Margins compress. Despite revenue being inline (9M made up 74% of full year forecast), earnings disappointed due to margin compression. Construction EBIT margin slumped to 6.4% in 3Q from 10-11% in 1H due to additional cost incurred for the completion of the New Doha International Airport. The project is at its tail end of completion and forms less than 1% of WCT’s orderbook balance as of 3Q.

Decent job wins but… WCT has secured 2 contracts YTD (RAPID roads and Ikano Mall) totalling RM994m (FY13: RM670m). Its orderbook currently stands at RM2.3bn, implying a cover of 2.1x on FY13 construction revenue.

…cautious on outlook. WCT has bid for RM4bn contracts (50% domestic) and is preparing tenders for another RM3.1bn (58% domestic). We remain cautious on WCT’s job win outlook due to (i) intense competition for its domestic bids and (ii) timing uncertainty for the rollout of foreign ones.

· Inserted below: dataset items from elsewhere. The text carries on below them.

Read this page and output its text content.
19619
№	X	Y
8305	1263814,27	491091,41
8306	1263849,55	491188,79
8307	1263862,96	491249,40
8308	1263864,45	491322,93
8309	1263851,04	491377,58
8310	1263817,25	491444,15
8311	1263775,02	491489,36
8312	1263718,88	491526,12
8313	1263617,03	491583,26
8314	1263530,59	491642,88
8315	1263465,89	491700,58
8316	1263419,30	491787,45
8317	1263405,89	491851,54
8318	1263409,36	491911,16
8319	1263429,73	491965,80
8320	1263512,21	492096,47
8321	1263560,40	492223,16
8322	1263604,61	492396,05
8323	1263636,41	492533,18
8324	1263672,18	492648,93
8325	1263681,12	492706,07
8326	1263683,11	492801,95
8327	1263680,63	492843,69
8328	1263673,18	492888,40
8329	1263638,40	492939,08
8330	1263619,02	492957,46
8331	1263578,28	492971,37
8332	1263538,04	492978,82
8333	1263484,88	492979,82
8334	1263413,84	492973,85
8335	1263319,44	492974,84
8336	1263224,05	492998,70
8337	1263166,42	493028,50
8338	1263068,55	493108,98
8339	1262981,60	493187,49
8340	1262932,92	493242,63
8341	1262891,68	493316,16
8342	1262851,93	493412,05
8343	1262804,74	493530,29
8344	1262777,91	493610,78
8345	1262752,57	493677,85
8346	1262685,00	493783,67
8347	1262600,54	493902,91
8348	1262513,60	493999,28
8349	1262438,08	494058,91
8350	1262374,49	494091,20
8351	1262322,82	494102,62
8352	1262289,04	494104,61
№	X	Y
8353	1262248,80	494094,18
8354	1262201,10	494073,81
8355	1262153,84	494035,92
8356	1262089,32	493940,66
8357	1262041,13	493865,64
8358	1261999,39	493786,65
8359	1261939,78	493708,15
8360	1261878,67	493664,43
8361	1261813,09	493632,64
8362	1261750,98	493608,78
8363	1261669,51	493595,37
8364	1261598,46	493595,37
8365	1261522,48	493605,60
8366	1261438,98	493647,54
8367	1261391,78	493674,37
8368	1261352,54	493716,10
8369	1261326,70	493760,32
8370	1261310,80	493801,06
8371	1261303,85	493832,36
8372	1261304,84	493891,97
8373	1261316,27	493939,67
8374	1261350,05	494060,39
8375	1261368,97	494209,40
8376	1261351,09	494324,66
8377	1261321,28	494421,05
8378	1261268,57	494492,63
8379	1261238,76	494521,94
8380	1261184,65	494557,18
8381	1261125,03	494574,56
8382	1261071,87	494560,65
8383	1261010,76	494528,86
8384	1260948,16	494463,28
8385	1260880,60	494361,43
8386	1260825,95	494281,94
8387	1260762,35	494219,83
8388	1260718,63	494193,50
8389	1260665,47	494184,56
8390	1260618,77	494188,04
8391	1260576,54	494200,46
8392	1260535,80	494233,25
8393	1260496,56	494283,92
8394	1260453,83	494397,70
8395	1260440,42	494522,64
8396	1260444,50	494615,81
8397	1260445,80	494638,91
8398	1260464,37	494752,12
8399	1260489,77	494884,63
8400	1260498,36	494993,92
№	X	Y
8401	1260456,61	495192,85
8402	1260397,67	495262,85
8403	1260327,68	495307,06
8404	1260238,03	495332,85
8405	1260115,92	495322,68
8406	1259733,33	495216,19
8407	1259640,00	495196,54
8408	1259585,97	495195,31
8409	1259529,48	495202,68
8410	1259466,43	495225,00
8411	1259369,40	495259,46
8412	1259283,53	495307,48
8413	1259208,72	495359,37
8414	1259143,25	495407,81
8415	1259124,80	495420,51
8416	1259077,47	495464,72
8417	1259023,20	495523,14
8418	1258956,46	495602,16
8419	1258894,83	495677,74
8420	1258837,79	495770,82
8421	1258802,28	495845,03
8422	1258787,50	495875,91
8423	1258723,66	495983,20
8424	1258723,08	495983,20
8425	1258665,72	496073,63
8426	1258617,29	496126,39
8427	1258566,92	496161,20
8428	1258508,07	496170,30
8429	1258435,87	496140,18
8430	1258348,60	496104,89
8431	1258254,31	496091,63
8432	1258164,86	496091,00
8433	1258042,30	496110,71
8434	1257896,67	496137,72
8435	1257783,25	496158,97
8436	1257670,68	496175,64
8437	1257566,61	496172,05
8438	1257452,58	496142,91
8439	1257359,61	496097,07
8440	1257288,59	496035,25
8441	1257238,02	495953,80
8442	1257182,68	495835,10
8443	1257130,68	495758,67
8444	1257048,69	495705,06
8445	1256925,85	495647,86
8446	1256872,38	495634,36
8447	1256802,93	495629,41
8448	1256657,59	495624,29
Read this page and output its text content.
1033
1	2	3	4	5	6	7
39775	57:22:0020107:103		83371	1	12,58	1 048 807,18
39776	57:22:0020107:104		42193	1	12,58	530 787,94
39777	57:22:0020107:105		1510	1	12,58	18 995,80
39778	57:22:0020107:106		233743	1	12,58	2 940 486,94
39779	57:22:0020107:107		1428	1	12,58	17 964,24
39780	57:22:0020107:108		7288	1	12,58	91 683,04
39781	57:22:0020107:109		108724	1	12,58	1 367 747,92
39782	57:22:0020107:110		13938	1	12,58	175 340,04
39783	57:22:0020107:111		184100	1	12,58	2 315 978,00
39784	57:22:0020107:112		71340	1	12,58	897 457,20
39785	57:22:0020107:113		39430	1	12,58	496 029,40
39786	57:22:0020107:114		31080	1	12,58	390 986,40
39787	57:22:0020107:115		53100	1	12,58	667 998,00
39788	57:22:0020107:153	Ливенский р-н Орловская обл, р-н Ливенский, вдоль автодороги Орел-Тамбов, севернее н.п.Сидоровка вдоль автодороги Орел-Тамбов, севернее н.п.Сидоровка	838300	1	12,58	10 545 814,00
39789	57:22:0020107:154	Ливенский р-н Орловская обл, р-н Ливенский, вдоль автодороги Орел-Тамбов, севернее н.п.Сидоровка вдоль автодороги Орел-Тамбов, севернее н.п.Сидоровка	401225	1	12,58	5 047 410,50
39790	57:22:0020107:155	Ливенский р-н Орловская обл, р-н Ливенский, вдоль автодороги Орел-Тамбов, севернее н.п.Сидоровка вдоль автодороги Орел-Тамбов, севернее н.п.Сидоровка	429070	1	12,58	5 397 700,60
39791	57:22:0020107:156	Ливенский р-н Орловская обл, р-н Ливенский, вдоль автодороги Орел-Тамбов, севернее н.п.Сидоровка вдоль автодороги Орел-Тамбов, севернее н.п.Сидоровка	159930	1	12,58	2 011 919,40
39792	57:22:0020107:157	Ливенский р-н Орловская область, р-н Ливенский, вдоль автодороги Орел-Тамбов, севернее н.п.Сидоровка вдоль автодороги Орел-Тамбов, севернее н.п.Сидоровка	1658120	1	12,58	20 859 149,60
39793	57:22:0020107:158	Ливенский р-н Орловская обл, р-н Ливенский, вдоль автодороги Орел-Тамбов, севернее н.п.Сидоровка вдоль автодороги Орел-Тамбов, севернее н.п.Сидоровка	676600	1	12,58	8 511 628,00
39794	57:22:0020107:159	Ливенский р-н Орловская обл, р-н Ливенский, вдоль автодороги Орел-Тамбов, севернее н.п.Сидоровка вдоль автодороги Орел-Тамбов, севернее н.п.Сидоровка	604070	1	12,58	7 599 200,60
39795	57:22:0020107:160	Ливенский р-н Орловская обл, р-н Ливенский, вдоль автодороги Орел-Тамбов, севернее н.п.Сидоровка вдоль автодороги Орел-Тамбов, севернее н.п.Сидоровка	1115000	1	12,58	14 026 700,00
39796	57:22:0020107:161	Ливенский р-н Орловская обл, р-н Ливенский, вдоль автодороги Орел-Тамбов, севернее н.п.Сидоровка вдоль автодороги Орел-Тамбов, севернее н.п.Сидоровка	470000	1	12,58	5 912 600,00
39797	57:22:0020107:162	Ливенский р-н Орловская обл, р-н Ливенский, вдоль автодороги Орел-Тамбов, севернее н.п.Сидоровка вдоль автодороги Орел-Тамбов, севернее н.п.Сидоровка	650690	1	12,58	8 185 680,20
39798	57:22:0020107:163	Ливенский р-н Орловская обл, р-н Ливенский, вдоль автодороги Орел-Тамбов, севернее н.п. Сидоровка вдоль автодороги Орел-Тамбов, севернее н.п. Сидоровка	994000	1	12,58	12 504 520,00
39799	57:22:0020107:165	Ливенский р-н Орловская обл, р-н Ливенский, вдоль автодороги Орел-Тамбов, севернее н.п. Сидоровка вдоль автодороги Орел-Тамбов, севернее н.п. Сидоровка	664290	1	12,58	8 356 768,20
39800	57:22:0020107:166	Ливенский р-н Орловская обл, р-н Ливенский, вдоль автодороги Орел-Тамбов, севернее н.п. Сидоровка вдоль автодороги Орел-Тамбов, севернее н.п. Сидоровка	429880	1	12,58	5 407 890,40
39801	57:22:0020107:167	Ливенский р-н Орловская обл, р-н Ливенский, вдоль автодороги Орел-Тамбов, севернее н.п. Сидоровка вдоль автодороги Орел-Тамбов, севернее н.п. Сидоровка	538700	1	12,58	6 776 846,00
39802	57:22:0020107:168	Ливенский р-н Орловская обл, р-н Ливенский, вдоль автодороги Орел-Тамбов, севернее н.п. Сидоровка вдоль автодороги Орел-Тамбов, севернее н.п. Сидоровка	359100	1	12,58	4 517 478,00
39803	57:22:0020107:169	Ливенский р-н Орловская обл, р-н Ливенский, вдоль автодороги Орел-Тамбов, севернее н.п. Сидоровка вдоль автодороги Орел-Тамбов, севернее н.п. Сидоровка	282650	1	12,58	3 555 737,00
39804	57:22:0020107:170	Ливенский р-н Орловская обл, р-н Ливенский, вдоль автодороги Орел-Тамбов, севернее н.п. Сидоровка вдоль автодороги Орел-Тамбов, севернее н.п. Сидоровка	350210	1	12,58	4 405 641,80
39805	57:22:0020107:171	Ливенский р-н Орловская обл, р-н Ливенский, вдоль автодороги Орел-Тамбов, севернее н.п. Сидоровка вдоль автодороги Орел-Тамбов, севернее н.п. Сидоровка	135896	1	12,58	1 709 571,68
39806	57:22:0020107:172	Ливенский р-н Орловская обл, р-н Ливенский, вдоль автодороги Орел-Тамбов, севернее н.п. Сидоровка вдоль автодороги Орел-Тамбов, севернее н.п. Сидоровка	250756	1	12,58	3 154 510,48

Subdued property sales. 9M property sales amounted to RM497m. WCT has cut its FY14 sales target from RM1.2bn to RM617m, inline with our assumption of RM600m. Unbilled sales now stand at RM589m, translating to a 1.4x cover on FY13 property revenue.

Risks

  • Stiff competition for jobs that it is bidding for.
  • Slow property sales.

Forecasts

  • We cut FY14-16 earnings by 15%, 7% and 6% respectively as we impute lower construction margins. Earnings outlook unexciting with a 3 year CAGR of only 2.4%.

Rating

HOLD, TP: RM2.04

  • Despite the weak results, we maintain our HOLD rating as share price has already declined 12% month-to-date.
  • The saving grace comes from its various investment properties (AEON BBT, Paradigm, Gateway@klia2 and Premiere Hotel) that would provide stable income.

Valuation

  • Apart from our earnings cut, we also lower our P/E target in our SOP based valuation from 14x to 12x, reflecting the lower end of its historical range.
  • All in all, our SOP based TP (at a 10% discount) is reduced from RM2.34 to RM2.04, implying FY14 -15 P/E of 15.6x and 13.5x respectively.